Late one afternoon fourteen years ago while speaking to my mom on the phone, the unthinkable occurred. My dad, 20 feet up in a tree trimming branches, fell from the ladder and was killed as a result of his extensive injuries. He was 52. The sound of the ladder falling and my mother’s screams will stay with me forever. From this experience I know how short life can be, but I guess sometimes life delivers a little wake up call. I received my reminder a couple of months ago.
It was a Friday evening and I dropped my son off at his bass lesson at a local music store. I parked my jeep commander in the lot facing out along business route 30, a relatively busy road. I then opened a book and settled in for my 30 minute wait while my younger son played in the space behind the back seats. A few minutes into the book I was startled by a thunderous crash and looked up to see a smoking red car careening straight at my front windshield. This automobile was flying, and I mean that literally. All four tires were off the road and debris flew from it like a chase scene in an action movie. With no time to react I think I yelled, “Aahh,” or worse as the soaring auto collided with the car parked to my right. Rebounding off that vehicle it then smashed into the front end of my jeep. Still airborne it tore the bumper from the Toyota to my left, grazed the car next to that, and then finally skidded to a halt at the side of the road.
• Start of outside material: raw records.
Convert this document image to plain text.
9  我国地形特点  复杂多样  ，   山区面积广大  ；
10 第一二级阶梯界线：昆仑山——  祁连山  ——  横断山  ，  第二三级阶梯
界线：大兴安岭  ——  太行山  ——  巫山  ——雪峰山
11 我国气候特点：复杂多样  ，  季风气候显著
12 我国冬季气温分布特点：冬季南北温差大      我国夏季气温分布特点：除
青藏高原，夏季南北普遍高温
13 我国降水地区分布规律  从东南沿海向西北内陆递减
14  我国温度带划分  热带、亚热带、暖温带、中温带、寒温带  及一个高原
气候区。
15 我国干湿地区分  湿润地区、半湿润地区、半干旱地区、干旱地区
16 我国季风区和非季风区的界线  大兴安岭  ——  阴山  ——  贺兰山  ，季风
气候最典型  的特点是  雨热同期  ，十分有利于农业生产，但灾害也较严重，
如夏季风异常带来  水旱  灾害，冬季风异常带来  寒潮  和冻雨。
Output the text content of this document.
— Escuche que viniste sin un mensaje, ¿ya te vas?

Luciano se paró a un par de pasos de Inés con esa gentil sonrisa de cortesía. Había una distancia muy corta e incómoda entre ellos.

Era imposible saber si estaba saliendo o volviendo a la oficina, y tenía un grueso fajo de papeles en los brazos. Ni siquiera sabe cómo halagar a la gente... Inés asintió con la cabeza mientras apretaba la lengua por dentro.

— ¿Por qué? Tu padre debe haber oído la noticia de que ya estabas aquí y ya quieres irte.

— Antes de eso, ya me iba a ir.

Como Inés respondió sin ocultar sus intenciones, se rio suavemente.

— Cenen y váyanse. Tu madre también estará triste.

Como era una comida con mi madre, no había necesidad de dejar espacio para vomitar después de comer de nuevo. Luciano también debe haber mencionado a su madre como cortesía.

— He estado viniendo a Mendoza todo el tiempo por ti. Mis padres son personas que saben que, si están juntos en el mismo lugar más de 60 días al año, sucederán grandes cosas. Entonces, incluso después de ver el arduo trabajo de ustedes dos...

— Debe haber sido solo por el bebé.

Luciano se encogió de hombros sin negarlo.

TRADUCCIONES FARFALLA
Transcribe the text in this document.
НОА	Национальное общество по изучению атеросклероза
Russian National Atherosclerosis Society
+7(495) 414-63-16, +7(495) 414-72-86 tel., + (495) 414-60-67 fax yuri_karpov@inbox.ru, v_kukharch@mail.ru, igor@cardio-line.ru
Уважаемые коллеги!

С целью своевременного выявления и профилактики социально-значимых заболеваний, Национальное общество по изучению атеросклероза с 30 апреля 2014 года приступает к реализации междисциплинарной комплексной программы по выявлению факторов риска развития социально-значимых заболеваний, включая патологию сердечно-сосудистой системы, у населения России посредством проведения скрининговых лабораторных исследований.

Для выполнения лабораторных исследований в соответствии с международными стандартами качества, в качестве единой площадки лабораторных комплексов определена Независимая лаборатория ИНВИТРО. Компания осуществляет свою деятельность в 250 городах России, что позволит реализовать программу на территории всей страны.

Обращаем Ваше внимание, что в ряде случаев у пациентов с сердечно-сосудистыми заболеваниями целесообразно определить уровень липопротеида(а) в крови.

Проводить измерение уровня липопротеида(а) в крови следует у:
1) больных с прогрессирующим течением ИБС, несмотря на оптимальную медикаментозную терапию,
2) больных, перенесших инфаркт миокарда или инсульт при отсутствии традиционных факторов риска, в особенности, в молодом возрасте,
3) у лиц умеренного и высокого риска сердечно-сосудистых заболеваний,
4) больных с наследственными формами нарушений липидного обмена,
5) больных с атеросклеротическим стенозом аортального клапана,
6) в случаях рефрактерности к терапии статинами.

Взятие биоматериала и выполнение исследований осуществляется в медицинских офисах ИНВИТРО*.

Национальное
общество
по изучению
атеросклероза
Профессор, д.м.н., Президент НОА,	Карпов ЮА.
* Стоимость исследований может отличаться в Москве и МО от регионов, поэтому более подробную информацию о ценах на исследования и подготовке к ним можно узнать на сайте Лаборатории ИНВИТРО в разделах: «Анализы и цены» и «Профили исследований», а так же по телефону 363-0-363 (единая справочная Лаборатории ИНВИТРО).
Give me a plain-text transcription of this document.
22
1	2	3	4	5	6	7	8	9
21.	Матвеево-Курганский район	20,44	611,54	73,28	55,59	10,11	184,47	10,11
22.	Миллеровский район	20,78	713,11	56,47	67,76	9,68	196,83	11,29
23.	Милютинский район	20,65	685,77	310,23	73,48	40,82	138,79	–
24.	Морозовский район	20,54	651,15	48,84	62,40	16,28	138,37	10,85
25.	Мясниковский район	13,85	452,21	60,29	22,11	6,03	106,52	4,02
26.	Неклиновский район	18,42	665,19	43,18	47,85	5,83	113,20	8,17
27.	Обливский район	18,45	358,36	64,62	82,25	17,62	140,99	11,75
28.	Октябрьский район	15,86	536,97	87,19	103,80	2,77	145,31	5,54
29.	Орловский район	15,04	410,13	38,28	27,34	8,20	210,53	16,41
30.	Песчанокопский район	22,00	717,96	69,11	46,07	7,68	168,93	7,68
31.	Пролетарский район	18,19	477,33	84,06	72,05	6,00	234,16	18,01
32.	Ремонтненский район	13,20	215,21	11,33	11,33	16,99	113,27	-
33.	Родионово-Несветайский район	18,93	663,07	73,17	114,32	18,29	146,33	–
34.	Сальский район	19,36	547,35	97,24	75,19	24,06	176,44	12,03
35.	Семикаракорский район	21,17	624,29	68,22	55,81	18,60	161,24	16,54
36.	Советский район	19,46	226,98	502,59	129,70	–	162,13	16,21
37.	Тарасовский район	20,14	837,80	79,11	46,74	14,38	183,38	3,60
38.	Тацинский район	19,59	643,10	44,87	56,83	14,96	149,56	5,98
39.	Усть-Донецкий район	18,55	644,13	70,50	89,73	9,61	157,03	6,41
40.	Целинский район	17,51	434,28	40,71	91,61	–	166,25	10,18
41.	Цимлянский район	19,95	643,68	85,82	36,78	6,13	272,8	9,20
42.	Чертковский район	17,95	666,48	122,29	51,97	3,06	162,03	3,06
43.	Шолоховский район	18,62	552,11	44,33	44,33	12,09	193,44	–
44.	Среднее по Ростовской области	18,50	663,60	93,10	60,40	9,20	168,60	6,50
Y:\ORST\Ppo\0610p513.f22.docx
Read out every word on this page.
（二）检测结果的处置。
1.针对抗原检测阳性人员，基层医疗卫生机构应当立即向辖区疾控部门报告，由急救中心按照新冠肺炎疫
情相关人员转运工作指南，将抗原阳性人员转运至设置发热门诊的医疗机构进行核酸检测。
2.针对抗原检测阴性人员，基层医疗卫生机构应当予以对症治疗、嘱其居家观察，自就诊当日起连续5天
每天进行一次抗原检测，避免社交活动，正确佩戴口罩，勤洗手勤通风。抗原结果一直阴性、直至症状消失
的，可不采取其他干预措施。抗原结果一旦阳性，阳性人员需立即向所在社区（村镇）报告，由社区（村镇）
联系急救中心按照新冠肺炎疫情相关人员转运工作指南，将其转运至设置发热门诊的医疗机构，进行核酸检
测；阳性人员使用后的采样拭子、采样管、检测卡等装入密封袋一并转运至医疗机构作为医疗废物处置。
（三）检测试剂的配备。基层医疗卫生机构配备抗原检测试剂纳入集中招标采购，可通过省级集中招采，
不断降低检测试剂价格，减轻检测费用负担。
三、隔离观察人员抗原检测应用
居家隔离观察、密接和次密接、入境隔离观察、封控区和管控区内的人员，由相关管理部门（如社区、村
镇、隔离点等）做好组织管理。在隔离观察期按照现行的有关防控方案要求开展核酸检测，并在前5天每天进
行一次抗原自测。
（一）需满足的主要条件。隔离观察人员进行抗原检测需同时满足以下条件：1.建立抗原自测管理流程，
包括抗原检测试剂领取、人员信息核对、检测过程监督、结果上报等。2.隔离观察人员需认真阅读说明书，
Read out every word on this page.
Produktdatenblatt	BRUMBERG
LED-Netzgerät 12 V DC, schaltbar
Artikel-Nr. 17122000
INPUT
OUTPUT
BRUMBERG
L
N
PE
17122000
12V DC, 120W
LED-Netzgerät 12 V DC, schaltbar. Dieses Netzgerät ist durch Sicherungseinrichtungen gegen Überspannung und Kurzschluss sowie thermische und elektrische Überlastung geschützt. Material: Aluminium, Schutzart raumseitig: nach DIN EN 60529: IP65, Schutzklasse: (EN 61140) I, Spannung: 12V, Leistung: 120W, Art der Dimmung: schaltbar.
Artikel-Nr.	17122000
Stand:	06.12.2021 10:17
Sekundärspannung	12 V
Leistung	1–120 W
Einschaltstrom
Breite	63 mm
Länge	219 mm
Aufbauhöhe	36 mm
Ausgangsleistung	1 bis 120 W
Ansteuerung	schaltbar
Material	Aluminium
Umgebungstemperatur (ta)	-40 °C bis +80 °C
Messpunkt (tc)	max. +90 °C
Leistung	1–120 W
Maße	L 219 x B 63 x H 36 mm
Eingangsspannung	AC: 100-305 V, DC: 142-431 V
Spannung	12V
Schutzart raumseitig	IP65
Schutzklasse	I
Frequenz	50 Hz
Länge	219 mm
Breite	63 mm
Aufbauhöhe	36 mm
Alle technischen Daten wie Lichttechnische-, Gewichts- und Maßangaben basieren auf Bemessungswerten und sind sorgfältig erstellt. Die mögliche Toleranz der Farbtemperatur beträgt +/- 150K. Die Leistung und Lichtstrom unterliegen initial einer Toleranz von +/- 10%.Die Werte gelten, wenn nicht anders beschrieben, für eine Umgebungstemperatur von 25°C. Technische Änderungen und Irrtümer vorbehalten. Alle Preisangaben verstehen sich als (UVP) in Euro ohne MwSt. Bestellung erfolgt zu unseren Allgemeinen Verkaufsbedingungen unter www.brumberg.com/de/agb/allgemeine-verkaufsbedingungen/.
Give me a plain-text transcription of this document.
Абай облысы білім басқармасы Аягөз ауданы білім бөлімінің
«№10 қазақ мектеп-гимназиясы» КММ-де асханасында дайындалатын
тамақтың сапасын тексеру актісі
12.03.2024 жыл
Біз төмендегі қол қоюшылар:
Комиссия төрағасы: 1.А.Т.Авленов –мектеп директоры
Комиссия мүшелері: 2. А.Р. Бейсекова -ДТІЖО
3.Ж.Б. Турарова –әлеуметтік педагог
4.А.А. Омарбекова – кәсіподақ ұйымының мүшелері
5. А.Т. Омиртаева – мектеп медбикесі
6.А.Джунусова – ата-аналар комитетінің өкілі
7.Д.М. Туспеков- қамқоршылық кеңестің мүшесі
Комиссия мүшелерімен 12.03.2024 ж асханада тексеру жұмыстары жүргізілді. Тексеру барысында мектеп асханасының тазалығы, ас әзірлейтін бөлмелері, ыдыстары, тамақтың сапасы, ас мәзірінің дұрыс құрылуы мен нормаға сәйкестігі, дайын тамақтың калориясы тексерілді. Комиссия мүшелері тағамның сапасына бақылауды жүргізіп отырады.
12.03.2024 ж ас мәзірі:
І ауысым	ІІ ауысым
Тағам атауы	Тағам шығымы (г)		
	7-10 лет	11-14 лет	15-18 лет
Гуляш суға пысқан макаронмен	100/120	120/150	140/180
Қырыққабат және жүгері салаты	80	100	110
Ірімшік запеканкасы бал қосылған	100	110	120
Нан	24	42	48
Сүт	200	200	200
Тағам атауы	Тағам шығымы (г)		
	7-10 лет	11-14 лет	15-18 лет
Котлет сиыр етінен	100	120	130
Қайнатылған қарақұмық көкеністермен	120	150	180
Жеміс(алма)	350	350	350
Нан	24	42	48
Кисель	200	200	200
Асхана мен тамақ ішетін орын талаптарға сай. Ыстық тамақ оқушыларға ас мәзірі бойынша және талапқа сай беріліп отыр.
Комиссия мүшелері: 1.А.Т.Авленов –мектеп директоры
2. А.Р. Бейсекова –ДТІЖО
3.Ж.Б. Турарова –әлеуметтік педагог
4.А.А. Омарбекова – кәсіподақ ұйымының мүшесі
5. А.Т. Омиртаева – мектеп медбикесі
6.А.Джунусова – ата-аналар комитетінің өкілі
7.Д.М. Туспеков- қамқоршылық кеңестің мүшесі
It’s funny how the mind works in these situations because my very first thought was, Oh man! I just got my car out of the shop. I quickly came to my senses and checked on my screaming son who was thankfully unharmed but very frightened. After reassuring him I climbed out to survey the damage. Total chaos was in full swing in the previously quiet parking lot. People poured from the shops as some sped to the aid of the wrecked car’s driver. The surreal scene seemed to play out in slow motion. The crowd soon discovered that there was another passenger in the car, a 4 year old girl. Swooping down on the car, a swarm of well meaning people whooshed the little girl into a nearby building amid cries of, “Oh, my god, there’s a baby in the car”, and “the car is smoking get them out.” As I stood observing I thought, Wait, why are they moving her, what if she has a neck injury, and where are they taking her? I yelled to the crowd of people, “Did anyone call 911?” After a couple attempts to be heard I was told that no one did, so I dialed 911 on my cell phone thinking I have never had to call 911 before, another strange thought among the craziness.
When you call 911 pertinent information needs to be supplied, such as the address and township from which you are calling. I was unable to come up either of these under the circumstances. I did know the cross streets of the shopping center so luckily they were able to send help quickly. Within 5 minutes flashing fire trucks, wailing police cruisers and a couple ambulances surrounded the parking lot. It wasn’t until later, driving home with my 2 boys that the severity of this event hit me. My hands shook and I started to cry as I thought how close my son and I came to being killed that night. If that car had hit my windshield first, instead of the car next to me, that would have been it, just like that. Game over.
I no longer take for granted the time we are given to live our lives and express to our friends and family how much they mean. Although it’s sometimes a challenge, I continue to strive to live in full knowledge that “someday” is today and tell the people important to me that I am blessed to have them in my life.